What the Heck?
Fashionistas descend on E&O Trading
No Accounting For Taste:
Evangeline Lilly and Dominic Monaghan from "Lost" were there. As were Al Masini and wife Charlyn, actor/arts promoter Andrew Meader and wife Arlette. But the real stars of last weekend's Iona Dance Theatre benefit, "Shake Your Buddha," were the company's avant-garde dancers, in their make-you-look-twice costumes, with headdresses from peacock feathers to toilet paper rolls.
Not to be outdone, guests sported spangles, polka dots and light-up glasses. They danced on the tables, up on the booths, even on the dance floor. The party took over all of E&O Trading Company. Sand, bags of it, turned the private dining room into a Zen garden. There shirtless young men massaged the guests' tired feet, washing them in rose petal water.
Quite a night. Dean Ueda, management accounting analyst for HECO, recently joined the Iona board. "My first experience," he said. "Accountants usually don't get to see stuff like this."
Generation Gap: Lured in by jazz trio Melogic, novelist Lee Siegel paid his first visit to Hotel Street's Next Door. "The crowd looks young here," he said. "In fact, this is the first time I ever wanted to card a bartender before I let him sell me a drink."
Sax for Hire: A tenor sax rendition of "When I Fall in Love" begins and ends George Clooney's new film, "Good Night, and Good Luck." It's played by Honolulu Symphony Pops' Matt Catingub. "I hadn't played a tenor sax for years and years," says Catingub. "But a tenor was what George wanted. So I didn't tell him, I just went out and bought one."
Divas: Gathered at Alan Wong's last Thursday were the Dining Divas, a group of 13 stylish Honolulu women organized by wedding planner Beth Bowlen Harbottle. Monthly, the group meets to critique restaurants.
Not to say the Divas are hard to please, but for the Wong's dinner, Diva Ann Grune got Tom Leonardini, owner of Napa's Whitehall Lane winery, to come pour his top-of-the-line cabernet. Executive chef Lance Kosaka flew in duck from New York. He better -- his sister is Diva Melanie Kosaka. Wine director Mark Shishido went out and ordered an extra five dozen Riedel crystal wine glasses.
"We're not like this in real life," insists Harbottle. "We have kids, we're busy. But once a month, yes, we're demanding Divas."
Shoes and Champagne: Who knew Honolulu harbored such a desire to get dressed up?
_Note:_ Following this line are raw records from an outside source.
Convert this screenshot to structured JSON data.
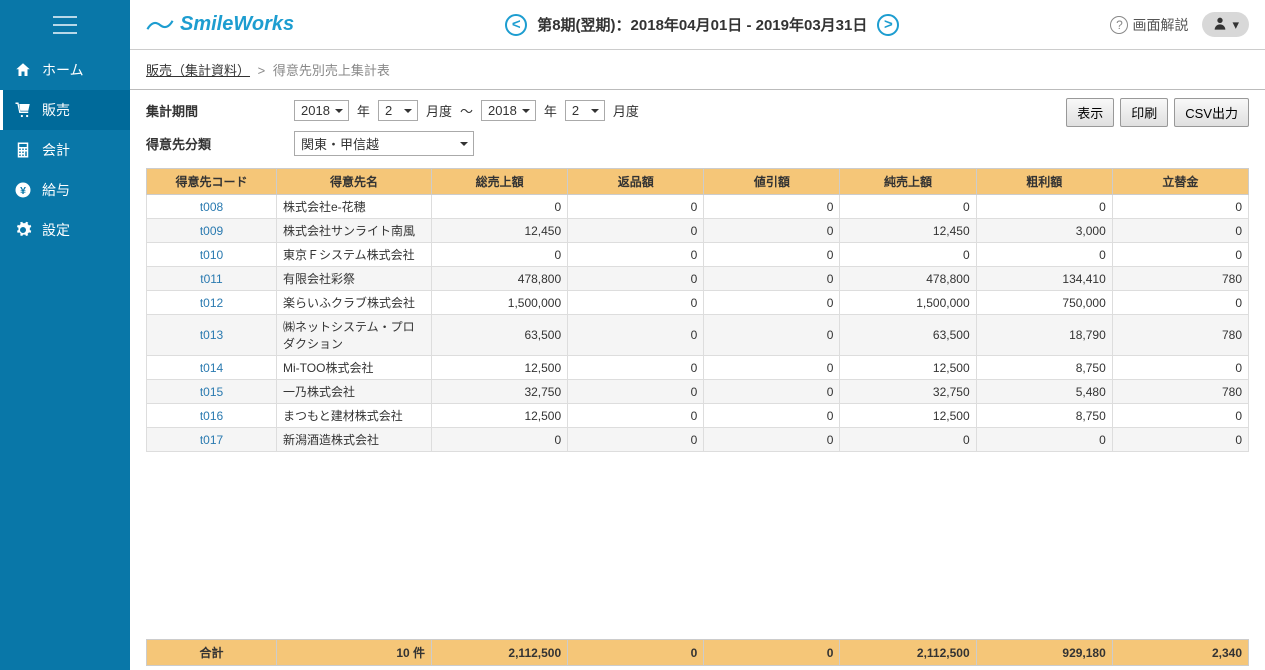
{
  "header": {
    "logo": "SmileWorks",
    "period_label": "第8期(翌期)：2018年04月01日 - 2019年03月31日",
    "help_label": "画面解説"
  },
  "sidebar": {
    "items": [
      {
        "label": "ホーム",
        "icon": "home"
      },
      {
        "label": "販売",
        "icon": "cart"
      },
      {
        "label": "会計",
        "icon": "calc"
      },
      {
        "label": "給与",
        "icon": "yen"
      },
      {
        "label": "設定",
        "icon": "gear"
      }
    ]
  },
  "breadcrumb": {
    "link": "販売（集計資料）",
    "sep": ">",
    "current": "得意先別売上集計表"
  },
  "filters": {
    "period_label": "集計期間",
    "year1": "2018",
    "year_suffix": "年",
    "month1": "2",
    "month_suffix": "月度",
    "tilde": "～",
    "year2": "2018",
    "month2": "2",
    "category_label": "得意先分類",
    "category_value": "関東・甲信越"
  },
  "buttons": {
    "show": "表示",
    "print": "印刷",
    "csv": "CSV出力"
  },
  "table": {
    "headers": [
      "得意先コード",
      "得意先名",
      "総売上額",
      "返品額",
      "値引額",
      "純売上額",
      "粗利額",
      "立替金"
    ],
    "rows": [
      {
        "code": "t008",
        "name": "株式会社e-花穂",
        "gross": "0",
        "returns": "0",
        "discount": "0",
        "net": "0",
        "profit": "0",
        "advance": "0"
      },
      {
        "code": "t009",
        "name": "株式会社サンライト南風",
        "gross": "12,450",
        "returns": "0",
        "discount": "0",
        "net": "12,450",
        "profit": "3,000",
        "advance": "0"
      },
      {
        "code": "t010",
        "name": "東京Ｆシステム株式会社",
        "gross": "0",
        "returns": "0",
        "discount": "0",
        "net": "0",
        "profit": "0",
        "advance": "0"
      },
      {
        "code": "t011",
        "name": "有限会社彩祭",
        "gross": "478,800",
        "returns": "0",
        "discount": "0",
        "net": "478,800",
        "profit": "134,410",
        "advance": "780"
      },
      {
        "code": "t012",
        "name": "楽らいふクラブ株式会社",
        "gross": "1,500,000",
        "returns": "0",
        "discount": "0",
        "net": "1,500,000",
        "profit": "750,000",
        "advance": "0"
      },
      {
        "code": "t013",
        "name": "㈱ネットシステム・プロダクション",
        "gross": "63,500",
        "returns": "0",
        "discount": "0",
        "net": "63,500",
        "profit": "18,790",
        "advance": "780"
      },
      {
        "code": "t014",
        "name": "Mi-TOO株式会社",
        "gross": "12,500",
        "returns": "0",
        "discount": "0",
        "net": "12,500",
        "profit": "8,750",
        "advance": "0"
      },
      {
        "code": "t015",
        "name": "一乃株式会社",
        "gross": "32,750",
        "returns": "0",
        "discount": "0",
        "net": "32,750",
        "profit": "5,480",
        "advance": "780"
      },
      {
        "code": "t016",
        "name": "まつもと建材株式会社",
        "gross": "12,500",
        "returns": "0",
        "discount": "0",
        "net": "12,500",
        "profit": "8,750",
        "advance": "0"
      },
      {
        "code": "t017",
        "name": "新潟酒造株式会社",
        "gross": "0",
        "returns": "0",
        "discount": "0",
        "net": "0",
        "profit": "0",
        "advance": "0"
      }
    ]
  },
  "totals": {
    "label": "合計",
    "count": "10 件",
    "gross": "2,112,500",
    "returns": "0",
    "discount": "0",
    "net": "2,112,500",
    "profit": "929,180",
    "advance": "2,340"
  }
}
Nearly 3,000 people donned some version of fashionable finery and turned out for Ala Moana Center's gala World Festival Party last Sunday.
The center of the mall was all throbbing music, food stations, martinis, camera flashes -- a chance to feel glamorous. Much of the action migrated to the smaller parties inside boutiques.
At the Cole Haan reception, Kamehameha Schools' Anne Botticelli and powerhouse attorney Crystal Rose sat on one of the couches. "What could be better than this?" asked Rose, as the saleswoman brought her a pair of pumps. "A party with champagne and a chance to buy shoes."
Japanese actress/supermodel Rinka floated from store to store, surrounded by cameras and fans. As supermodels go, she was underwhelming. That night you could hardly walk anywhere without bumping into a young woman as or more attractive. Still, to get Rinka to visit a boutique, the store had to give her presents, a watch here, a handbag and pair of embroidered boots there. "How can I get her job?" asked every woman who saw her.
To enter Fendi's "Garden of Earthly Delights," you need a big plastic key around your neck. To get into Dior, you had to have red dog tags.
At Fendi, I ran into singer Cathy Foy in a red sequined jacket talking to fashion promoter Philana Bouvier in a stunningly diaphanous dress. "How come you never put me in your column?" demanded Bouvier. In that dress, no problem.
Dior was all loud jazz, smoke and mirrors. Some former members of the UH volleyball team in white muscle shirts passed mojitos. In walked Linda Coble, who took one look around and said, "Well, this is a whole other world, isn't it?" Coble came by because her sister, Cameron Maheras, is Dior's regional director. "You wouldn't think two such different women could spring from the same womb," she said.
Leaving the Dior party, I ran into Carson Kressley, the fashion savant from "Queer Eye for the Straight Guy," wearing a red-on-white print sport coat. "My 16-year-old daughter is going to die when I tell her I met you," I said. He immediately wrapped me in a hug. "Give this to her when you get home," he said.